Sinlap is located at 11,3° latitude north and 16,0° longitude west, within the Fensal region. It measures approximately 80 km in diameter. Sinlap's depth is poorly constrained; a team of researchers led by C. Elachi estimated Sinlap's depth as 1,300 meters in 2006, whilst a different team led C. D. Neish estimated that Sinlap is only 640 m deep in 2015. Nevertheless, the crater is rather shallow, having a depth-to-diameter ratio comparable to similarly-sized craters observed on Jupiter's moon, Ganymede. Sinlap's crater floor is relatively flat, with a ~2 kilometer wide bright spot located slightly west of center. There is no evidence of a prominent central peak or concentric rings, as would be the case for a pristine central-peak crater and multi-ring impact basin respectively. However, the bright spot's central location indicates that it may represent the remnants of a central peak, either buried by sediment or eroded down. The crater is surrounded by a blanket of radar-bright ejecta, named Bazaruto Facula, that extends over 80 kilometers from the crater rim. The ejecta blanket appears symmetrical in Cassini VIMS imagery, though in synthetic-aperture radar (SAR) imagery the ejecta blanket is heavily skewed to the east. Partial burial of shallower sections of the blanket by sand dunes may account for the discrepancy, as SAR imagery can penetrate further underground and reveal more of the structure. The ejecta blanket contains an inner, slightly darker annular ring that extends roughly 60 kilometers from the crater rim.

Despite the young age of Sinlap, its rim, ejecta blanket, and much of the crater floor lack signs of freshly-exposed water ice, which would be expected of a recent impact event blasting out ejecta of Titan's water-rich crust. Instead, much of Sinlap appears spectrally similar to the much older organic-rich equatorial bright regions of Titan. The floor of Sinlap is compositionally inhomogeneous, still showing patches of water ice-rich sediment. The reason for the organic-rich composition of Sinlap is unclear. The organic-rich composition of the ejecta may simply be representative of the composition of Titan's upper crust, or the ejecta was rapidly altered by chemical weathering processes. Sinlap is also at least somewhat eroded, with its flat crater floor indicative of erosion driven by liquid methane.

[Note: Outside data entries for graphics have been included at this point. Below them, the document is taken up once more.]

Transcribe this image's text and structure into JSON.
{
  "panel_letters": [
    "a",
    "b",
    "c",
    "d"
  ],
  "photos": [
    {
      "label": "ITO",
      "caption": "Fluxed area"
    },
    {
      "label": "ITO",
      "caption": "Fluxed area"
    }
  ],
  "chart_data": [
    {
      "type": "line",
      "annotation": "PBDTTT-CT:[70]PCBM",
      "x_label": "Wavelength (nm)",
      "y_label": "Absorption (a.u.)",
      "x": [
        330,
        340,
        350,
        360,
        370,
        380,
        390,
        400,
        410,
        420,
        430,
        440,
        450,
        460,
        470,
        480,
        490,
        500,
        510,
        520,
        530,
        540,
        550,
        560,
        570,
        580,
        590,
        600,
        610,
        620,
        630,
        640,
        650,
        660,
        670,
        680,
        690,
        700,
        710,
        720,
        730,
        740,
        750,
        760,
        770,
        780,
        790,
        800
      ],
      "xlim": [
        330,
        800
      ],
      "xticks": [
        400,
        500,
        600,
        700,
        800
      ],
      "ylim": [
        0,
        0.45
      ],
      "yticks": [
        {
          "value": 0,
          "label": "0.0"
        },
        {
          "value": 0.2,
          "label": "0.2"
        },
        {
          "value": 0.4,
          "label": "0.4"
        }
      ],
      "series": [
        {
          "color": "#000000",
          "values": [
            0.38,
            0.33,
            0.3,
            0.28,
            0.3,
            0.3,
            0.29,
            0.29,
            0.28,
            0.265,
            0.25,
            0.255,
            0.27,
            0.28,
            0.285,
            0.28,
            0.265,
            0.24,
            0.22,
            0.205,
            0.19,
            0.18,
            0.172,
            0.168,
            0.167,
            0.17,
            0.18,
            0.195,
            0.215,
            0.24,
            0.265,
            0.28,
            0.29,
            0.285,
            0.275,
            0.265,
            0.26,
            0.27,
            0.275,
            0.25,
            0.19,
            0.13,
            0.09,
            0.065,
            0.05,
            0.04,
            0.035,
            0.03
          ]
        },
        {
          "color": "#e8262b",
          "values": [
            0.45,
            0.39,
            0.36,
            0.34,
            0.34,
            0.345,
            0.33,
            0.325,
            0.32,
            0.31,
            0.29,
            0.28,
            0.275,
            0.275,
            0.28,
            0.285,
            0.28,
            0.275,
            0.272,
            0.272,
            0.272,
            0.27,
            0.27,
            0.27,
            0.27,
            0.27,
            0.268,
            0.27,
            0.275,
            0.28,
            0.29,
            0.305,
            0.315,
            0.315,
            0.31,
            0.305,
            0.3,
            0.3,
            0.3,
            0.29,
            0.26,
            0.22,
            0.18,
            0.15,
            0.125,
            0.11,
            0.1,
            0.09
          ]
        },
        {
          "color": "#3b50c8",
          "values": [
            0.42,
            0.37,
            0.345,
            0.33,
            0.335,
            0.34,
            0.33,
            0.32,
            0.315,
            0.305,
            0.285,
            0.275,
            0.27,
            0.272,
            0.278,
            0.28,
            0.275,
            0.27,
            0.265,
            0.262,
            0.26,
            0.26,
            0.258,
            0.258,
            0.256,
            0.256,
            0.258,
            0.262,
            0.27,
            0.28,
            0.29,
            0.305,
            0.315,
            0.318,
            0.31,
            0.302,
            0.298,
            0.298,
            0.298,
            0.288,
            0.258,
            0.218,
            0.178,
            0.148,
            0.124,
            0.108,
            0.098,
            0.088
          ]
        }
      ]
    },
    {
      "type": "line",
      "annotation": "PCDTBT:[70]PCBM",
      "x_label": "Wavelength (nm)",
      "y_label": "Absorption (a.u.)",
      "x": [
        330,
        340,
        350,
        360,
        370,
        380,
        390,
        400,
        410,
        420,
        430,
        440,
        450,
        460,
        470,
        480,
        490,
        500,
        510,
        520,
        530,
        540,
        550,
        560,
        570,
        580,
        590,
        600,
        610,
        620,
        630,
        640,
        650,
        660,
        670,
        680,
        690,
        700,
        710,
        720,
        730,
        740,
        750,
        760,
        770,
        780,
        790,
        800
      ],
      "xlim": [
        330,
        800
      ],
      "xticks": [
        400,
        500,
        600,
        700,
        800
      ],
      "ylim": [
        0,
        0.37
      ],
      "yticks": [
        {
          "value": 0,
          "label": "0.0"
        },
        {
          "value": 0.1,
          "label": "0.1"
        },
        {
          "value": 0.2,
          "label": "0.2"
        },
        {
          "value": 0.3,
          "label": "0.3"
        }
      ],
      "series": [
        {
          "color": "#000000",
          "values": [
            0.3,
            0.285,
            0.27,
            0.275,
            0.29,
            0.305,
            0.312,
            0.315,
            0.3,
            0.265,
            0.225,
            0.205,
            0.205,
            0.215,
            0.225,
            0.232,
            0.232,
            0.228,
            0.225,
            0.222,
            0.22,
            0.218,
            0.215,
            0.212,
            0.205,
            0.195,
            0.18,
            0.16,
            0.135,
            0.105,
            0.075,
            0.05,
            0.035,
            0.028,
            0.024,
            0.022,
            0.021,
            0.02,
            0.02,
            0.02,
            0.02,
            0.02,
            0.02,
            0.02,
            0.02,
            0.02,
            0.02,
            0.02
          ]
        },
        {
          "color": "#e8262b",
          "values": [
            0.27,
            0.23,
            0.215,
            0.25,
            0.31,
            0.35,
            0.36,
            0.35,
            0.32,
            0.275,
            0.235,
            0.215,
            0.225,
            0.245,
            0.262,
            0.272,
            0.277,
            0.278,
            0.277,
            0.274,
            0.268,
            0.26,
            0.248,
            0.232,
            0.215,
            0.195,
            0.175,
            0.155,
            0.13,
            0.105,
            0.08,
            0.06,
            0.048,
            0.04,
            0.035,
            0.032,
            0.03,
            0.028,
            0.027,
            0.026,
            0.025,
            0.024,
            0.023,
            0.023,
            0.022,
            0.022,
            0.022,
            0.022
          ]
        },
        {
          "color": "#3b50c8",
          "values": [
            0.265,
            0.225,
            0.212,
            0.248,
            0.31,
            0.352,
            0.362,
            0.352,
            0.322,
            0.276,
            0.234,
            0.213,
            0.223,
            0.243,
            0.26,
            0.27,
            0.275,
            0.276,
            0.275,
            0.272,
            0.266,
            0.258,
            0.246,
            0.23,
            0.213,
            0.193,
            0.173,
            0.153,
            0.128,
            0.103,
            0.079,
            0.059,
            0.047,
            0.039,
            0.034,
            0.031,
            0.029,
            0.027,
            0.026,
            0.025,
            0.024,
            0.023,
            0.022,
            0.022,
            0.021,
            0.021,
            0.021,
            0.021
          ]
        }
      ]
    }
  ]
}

If the impacting object was icy in composition, then the object that created Sinlap was likely 5–10 kilometers in diameter and was travelling at a velocity of 7–15 km/s. The impact event that created Sinlap likely was violent enough to generate a vapor and ejecta plume tall enough to breach Titan's lower atmosphere, spreading ejecta over a much larger area than it otherwise would. Following the impact, erosion would subsequently flatten out or bury the central peak, as rainfall redistributes material around the ejecta blanket.